The internet did several things:
1) Shortened everyone's attention spans - both those of the artists who no longer spend the same time perfecting tracks as they did in the past, and those of the listeners, who no longer listen to the music expecting it to be something deep that you should immerse yourself into. These things feed into each other in a positive feedback loop - once there is no longer demand for that kind of music, it does not get made.
2) Piracy played a major role too - if you paid $15 for an album you expected it to be worth that money and to listen to it many times over and over. So that placed certain requirements albums had to conform to to be commercially successful, and also limited the number of albums that could be released. Those constraints no longer exist. Of course, piracy has helped people discover music in a way that was impossible in the past, but that negative effect remains.
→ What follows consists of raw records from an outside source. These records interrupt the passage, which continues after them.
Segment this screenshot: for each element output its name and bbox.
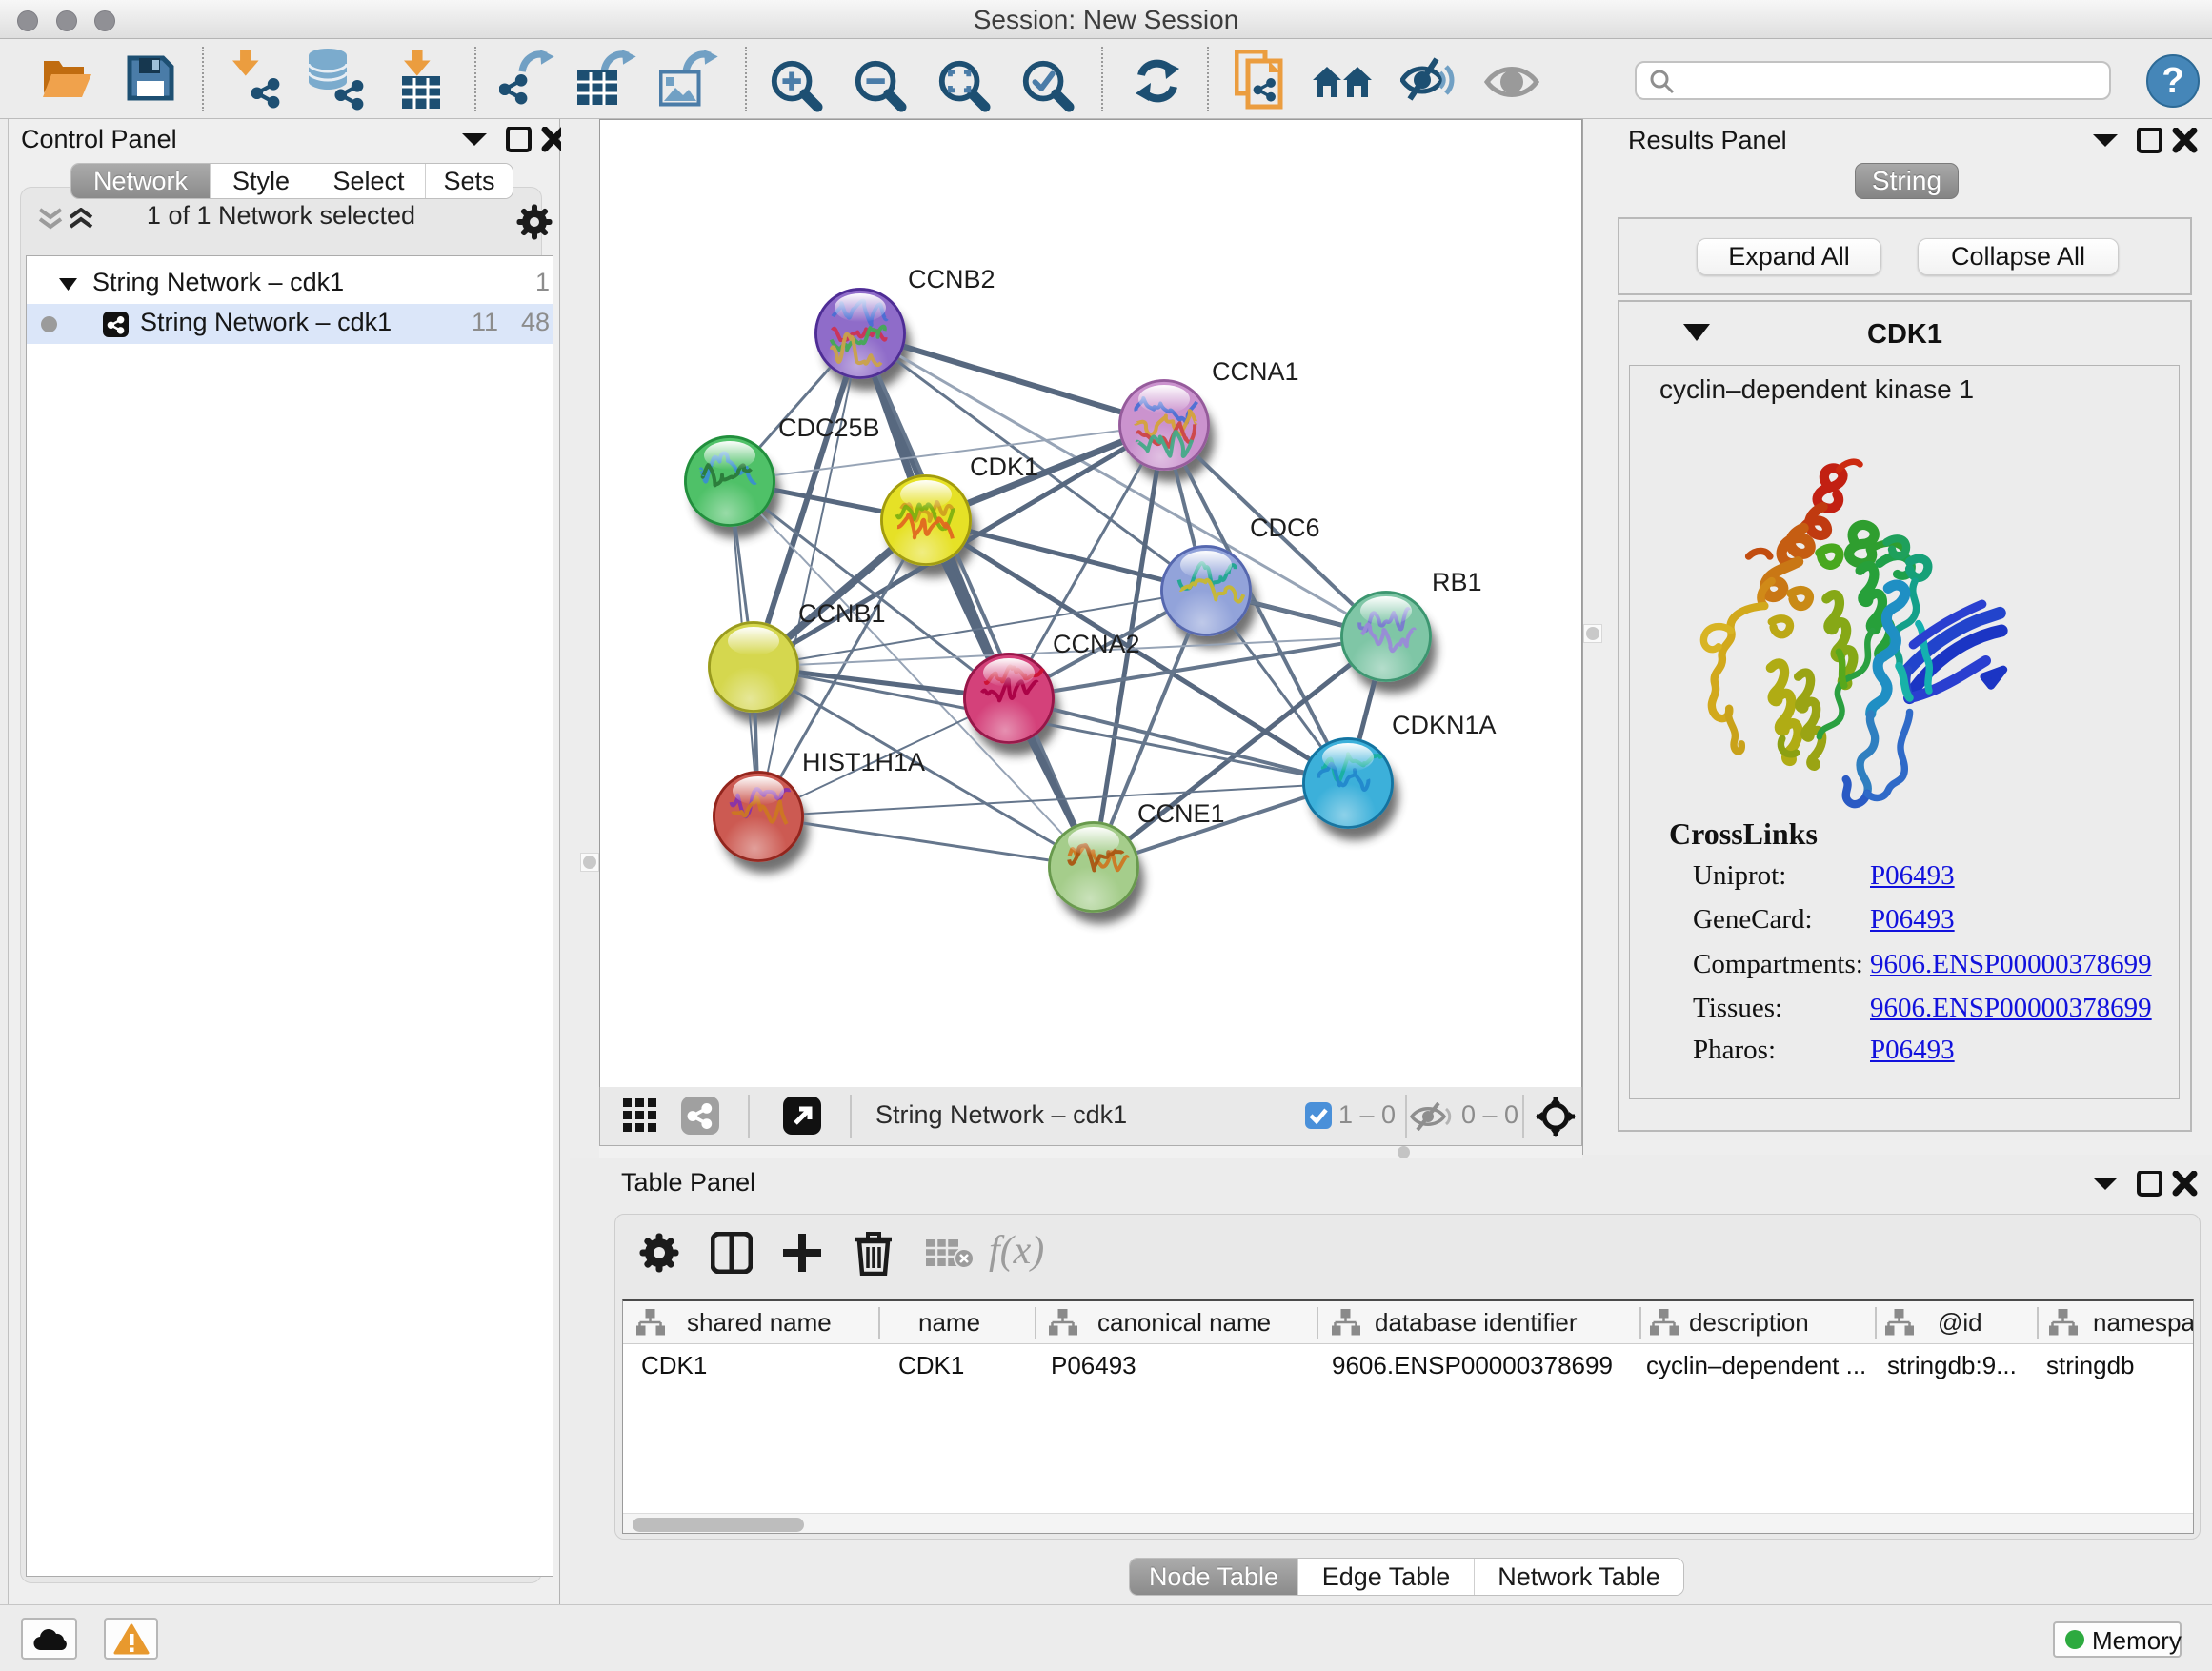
svg-text:CDC25B: CDC25B (778, 413, 880, 442)
svg-text:CCNE1: CCNE1 (1137, 799, 1225, 828)
svg-text:CCNA1: CCNA1 (1212, 357, 1299, 386)
svg-text:CDK1: CDK1 (970, 453, 1038, 481)
svg-text:CCNA2: CCNA2 (1053, 630, 1140, 658)
svg-text:CCNB2: CCNB2 (908, 265, 995, 293)
svg-text:CCNB1: CCNB1 (798, 599, 886, 628)
svg-text:RB1: RB1 (1432, 568, 1482, 596)
svg-text:HIST1H1A: HIST1H1A (802, 748, 925, 776)
svg-text:CDC6: CDC6 (1250, 513, 1320, 542)
svg-text:?: ? (2162, 61, 2183, 101)
svg-text:CDKN1A: CDKN1A (1392, 711, 1497, 739)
3) The internet changed the way music is made. I have no first hand observations on the process, but I read comments about it here and there in the present and stories about how the masterpieces of the past were made. And it seems that in the past the music was made with both all the MCs and the producers being present in the same studio. After the verses were laid, the engineers and producers kept working on the track until it's finished; the producer usually had some beats already made but that was not the final version of the song and there was a lot of interaction between everyone involved until everything was completed. Nowadays both beats and verses are traded on the internet as if they are commodities, and whole albums can be made without the artists, let alone the producers, ever being present in the same studio. No wonder the final product sounds like the musical equivalent of TV dinners.
4) Music can be made much more easily and with less resources and investment, and it can be distributed much more easily. This can be a good thing but it has two negative effects - it lowered the entry barriers so that where in the past only those sufficiently committed to their craft could put out albums, now everyone can put out a bunch of tracks and call it an album/mixtape, and it ballooned the amount of music available out there, thus devaluing it. Record labels could be really evil and do great harm to individual artists in the past, but one day we might end up looking back at history and appreciating the role they played as a filter that ensured most of the garbage never got a chance to flood the market. The quality of the average major label rap album in the early 90s was higher than that of the local tape sold out the trunk. There are a few regions with really vibrant underground scenes where we might have an argument over that assessment but if you take the US as a whole, it's true.
5) The internet killed the local scenes and homogenized the style. People developing their own styles in the relative isolation of some city away from the current major center(s) of rap used to a major source of creativity and new ideas, no longer.